Last week the economist Chris Richardson wrote in The Age that reducing tax breaks for investors are “distractions much more than they are solutions” Similarly, Peter Tulip from the Centre for Independent Studies tweeted (with perhaps not the most sensitive choice of words) that the apparent 1-4% increase that negative gearing adds to house prices is “trivial”.
One can only imagine the fury with which a young first-time buyer, looking at up to an additional $40,000 cost on a $1 million home, would feel about that description.
Consider a counterfactual: imagine if the government were to introduce an additional 4% sales tax on property sales. The gasps of outrage would be audible in every home in the country.
But for now, let’s imagine that the 1-4% increase in ticket price brought about by negative gearing – which is only one of several gifts that taxpayers give to property investors – is indeed trivial. What other reasons could there be to reform negative gearing?
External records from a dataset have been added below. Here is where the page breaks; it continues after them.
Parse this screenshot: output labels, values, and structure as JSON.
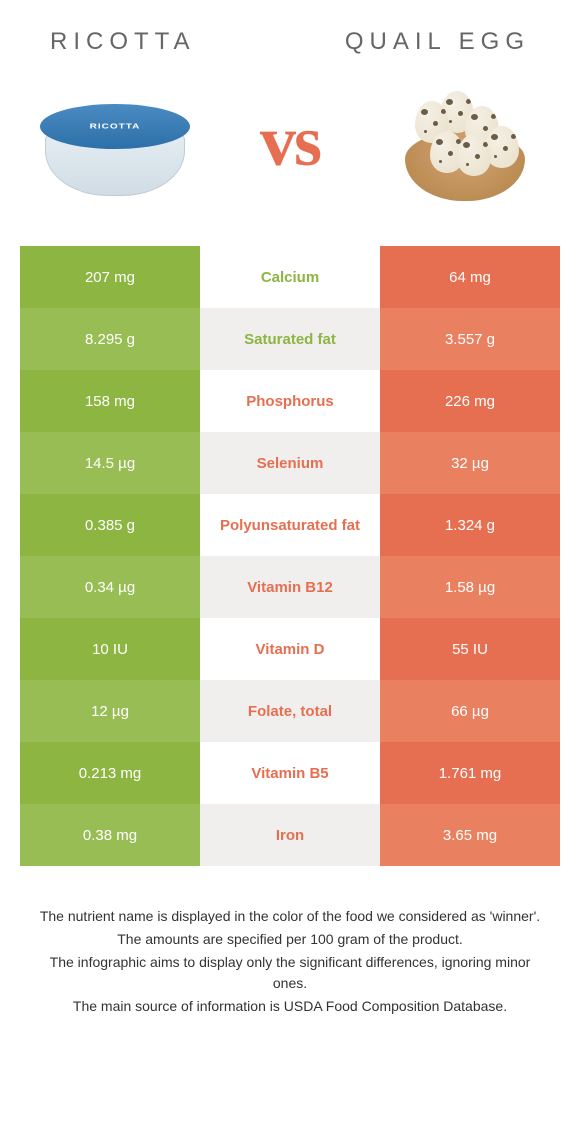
{
  "header": {
    "left_title": "Ricotta",
    "right_title": "Quail egg"
  },
  "vs_label": "vs",
  "ricotta_label": "RICOTTA",
  "colors": {
    "green": "#8cb542",
    "green_alt": "#99bd55",
    "orange": "#e76f51",
    "orange_alt": "#e98060",
    "text_dark": "#333333",
    "header_grey": "#666666"
  },
  "rows": [
    {
      "nutrient": "Calcium",
      "left": "207 mg",
      "right": "64 mg",
      "winner": "left"
    },
    {
      "nutrient": "Saturated fat",
      "left": "8.295 g",
      "right": "3.557 g",
      "winner": "left"
    },
    {
      "nutrient": "Phosphorus",
      "left": "158 mg",
      "right": "226 mg",
      "winner": "right"
    },
    {
      "nutrient": "Selenium",
      "left": "14.5 µg",
      "right": "32 µg",
      "winner": "right"
    },
    {
      "nutrient": "Polyunsaturated fat",
      "left": "0.385 g",
      "right": "1.324 g",
      "winner": "right"
    },
    {
      "nutrient": "Vitamin B12",
      "left": "0.34 µg",
      "right": "1.58 µg",
      "winner": "right"
    },
    {
      "nutrient": "Vitamin D",
      "left": "10 IU",
      "right": "55 IU",
      "winner": "right"
    },
    {
      "nutrient": "Folate, total",
      "left": "12 µg",
      "right": "66 µg",
      "winner": "right"
    },
    {
      "nutrient": "Vitamin B5",
      "left": "0.213 mg",
      "right": "1.761 mg",
      "winner": "right"
    },
    {
      "nutrient": "Iron",
      "left": "0.38 mg",
      "right": "3.65 mg",
      "winner": "right"
    }
  ],
  "footnotes": [
    "The nutrient name is displayed in the color of the food we considered as 'winner'.",
    "The amounts are specified per 100 gram of the product.",
    "The infographic aims to display only the significant differences, ignoring minor ones.",
    "The main source of information is USDA Food Composition Database."
  ]
}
Firstly, any measure that provides support to incumbents in the housing market rather than to those seeking to enter the market is just bad economics. Surely allowing a more level playing field for all market actors is something that all free marketeers should get behind.
Secondly, there is a strong social case for reform. We are seeing a rapid decline in home ownership for younger Australians, with ownership rates among 30-34 year olds having fallen from 68% for those born in the early 1950s to 49% for those born in the early 1990s. Investors tend to be older and to have already gained the benefits of home ownership, so tax incentives like negative gearing allow them a second bite of the cherry at the expense of a young person, who is left looking at their deposit savings and knowing that with every day that passes it can buy them less.
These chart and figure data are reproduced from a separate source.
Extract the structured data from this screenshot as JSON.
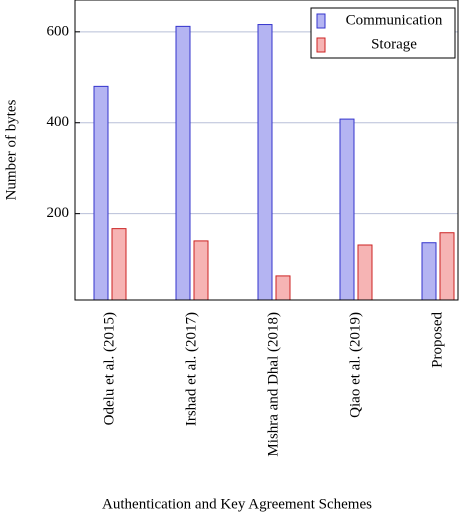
{
  "chart_data": {
    "type": "bar",
    "x_label": "Authentication and Key Agreement Schemes",
    "y_label": "Number of bytes",
    "categories": [
      "Odelu et al. (2015)",
      "Irshad et al. (2017)",
      "Mishra and Dhal (2018)",
      "Qiao et al. (2019)",
      "Proposed"
    ],
    "series": [
      {
        "name": "Communication",
        "color": "#b4b4f2",
        "values": [
          480,
          612,
          616,
          408,
          136
        ]
      },
      {
        "name": "Storage",
        "color": "#f6b4b4",
        "values": [
          167,
          140,
          63,
          131,
          158
        ]
      }
    ],
    "ylim": [
      10,
      670
    ],
    "yticks": [
      200,
      400,
      600
    ],
    "grid": true,
    "legend": "upper right"
  }
}
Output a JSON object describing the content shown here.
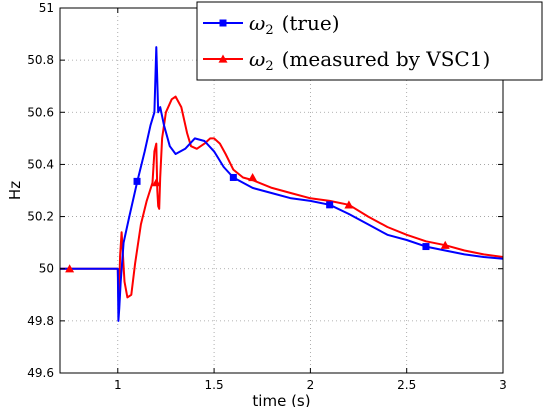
{
  "chart_data": {
    "type": "line",
    "xlabel": "time (s)",
    "ylabel": "Hz",
    "xlim": [
      0.7,
      3.0
    ],
    "ylim": [
      49.6,
      51.0
    ],
    "xticks": [
      1,
      1.5,
      2,
      2.5,
      3
    ],
    "xtick_labels": [
      "1",
      "1.5",
      "2",
      "2.5",
      "3"
    ],
    "yticks": [
      49.6,
      49.8,
      50.0,
      50.2,
      50.4,
      50.6,
      50.8,
      51.0
    ],
    "ytick_labels": [
      "49.6",
      "49.8",
      "50",
      "50.2",
      "50.4",
      "50.6",
      "50.8",
      "51"
    ],
    "grid": true,
    "legend_position": "top-right",
    "series": [
      {
        "name_symbol": "ω",
        "name_sub": "2",
        "name_suffix": "(true)",
        "color": "#0000ff",
        "marker": "square",
        "x": [
          0.7,
          1.0,
          1.003,
          1.008,
          1.015,
          1.03,
          1.06,
          1.1,
          1.14,
          1.17,
          1.19,
          1.2,
          1.21,
          1.22,
          1.24,
          1.27,
          1.3,
          1.35,
          1.4,
          1.45,
          1.5,
          1.55,
          1.6,
          1.7,
          1.8,
          1.9,
          2.0,
          2.1,
          2.2,
          2.3,
          2.4,
          2.5,
          2.6,
          2.7,
          2.8,
          2.9,
          3.0
        ],
        "y": [
          50.0,
          50.0,
          49.8,
          49.85,
          49.95,
          50.1,
          50.2,
          50.33,
          50.45,
          50.55,
          50.6,
          50.85,
          50.6,
          50.62,
          50.55,
          50.47,
          50.44,
          50.46,
          50.5,
          50.49,
          50.45,
          50.39,
          50.35,
          50.31,
          50.29,
          50.27,
          50.26,
          50.245,
          50.21,
          50.17,
          50.13,
          50.11,
          50.085,
          50.07,
          50.055,
          50.045,
          50.038
        ],
        "marker_x": [
          1.1,
          1.6,
          2.1,
          2.6
        ],
        "marker_y": [
          50.335,
          50.35,
          50.245,
          50.085
        ]
      },
      {
        "name_symbol": "ω",
        "name_sub": "2",
        "name_suffix": "(measured by VSC1)",
        "color": "#ff0000",
        "marker": "triangle",
        "x": [
          0.7,
          1.0,
          1.005,
          1.012,
          1.02,
          1.035,
          1.05,
          1.07,
          1.09,
          1.12,
          1.15,
          1.18,
          1.19,
          1.2,
          1.205,
          1.21,
          1.215,
          1.22,
          1.23,
          1.25,
          1.28,
          1.3,
          1.33,
          1.36,
          1.38,
          1.41,
          1.45,
          1.48,
          1.5,
          1.53,
          1.56,
          1.6,
          1.65,
          1.7,
          1.8,
          1.9,
          2.0,
          2.1,
          2.2,
          2.3,
          2.4,
          2.5,
          2.6,
          2.7,
          2.8,
          2.9,
          3.0
        ],
        "y": [
          50.0,
          50.0,
          49.85,
          50.05,
          50.14,
          49.95,
          49.89,
          49.9,
          50.02,
          50.17,
          50.26,
          50.33,
          50.45,
          50.48,
          50.3,
          50.24,
          50.23,
          50.35,
          50.5,
          50.6,
          50.65,
          50.66,
          50.62,
          50.52,
          50.47,
          50.46,
          50.48,
          50.5,
          50.5,
          50.48,
          50.44,
          50.38,
          50.35,
          50.34,
          50.31,
          50.29,
          50.27,
          50.26,
          50.245,
          50.2,
          50.16,
          50.13,
          50.105,
          50.09,
          50.07,
          50.055,
          50.045
        ],
        "marker_x": [
          0.75,
          1.2,
          1.7,
          2.2,
          2.7
        ],
        "marker_y": [
          50.0,
          50.33,
          50.35,
          50.245,
          50.09
        ]
      }
    ]
  }
}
Thirdly, we should remember that the money investors receive through negative gearing and the Capital Gains Tax (GCT) discount represents a loss in government revenue. Landlord tax breaks are set to be the fastest-growing source of lost revenue, with rental property deductions estimated to have cost the Treasury $18 billion in 2021-22. If we had spent even half that on building social housing over the past decade, the current housing crisis would be nowhere near as bad.
Finally, we must look at what those downplaying the impact of negative gearing suggest is the real cause of the problem. They say that supply can only be bought about by reforming the planning system, essentially by removing red tape on developers. Let the market build and the homes will flow, they say.
This is not a convincing solution. We have spent the past four decades winding back government involvement in the housing system, reducing investment in public housing and asking the market to take up the slack, to no avail. Instead of cheap and plentiful housing, catering to the needs of all society, we now have the highest housing debt in our history, a far larger share of the population living unhappily in the private rental market, a marked increase in housing cost-induced poverty.
In the 1980s around 25% of renters lived in social housing, with their rents capped at 25% of their income and the security that they could stay in their home indefinitely. That number is now down to around 9%. People on low incomes have seen their rent costs rise accordingly, from an average of 26% of total income in 1984 to 33% in 2019.
Reforming investor tax breaks isn’t a magic bullet for resolving housing affordability, but it is a critical part of the financialisation of housing that we have for too long relied upon as the solution for producing low-cost housing, despite overwhelming evidence that the private sector won’t deliver what people need.
Systemic reform to our housing market will no doubt have to involve improvements to planning systems – more supply is urgently needed, and in the cities where people want to live and need to work. But more fundamentally we must recognise that this 40-year experiment in financialising the housing market, of which negative gearing is a core component, has failed.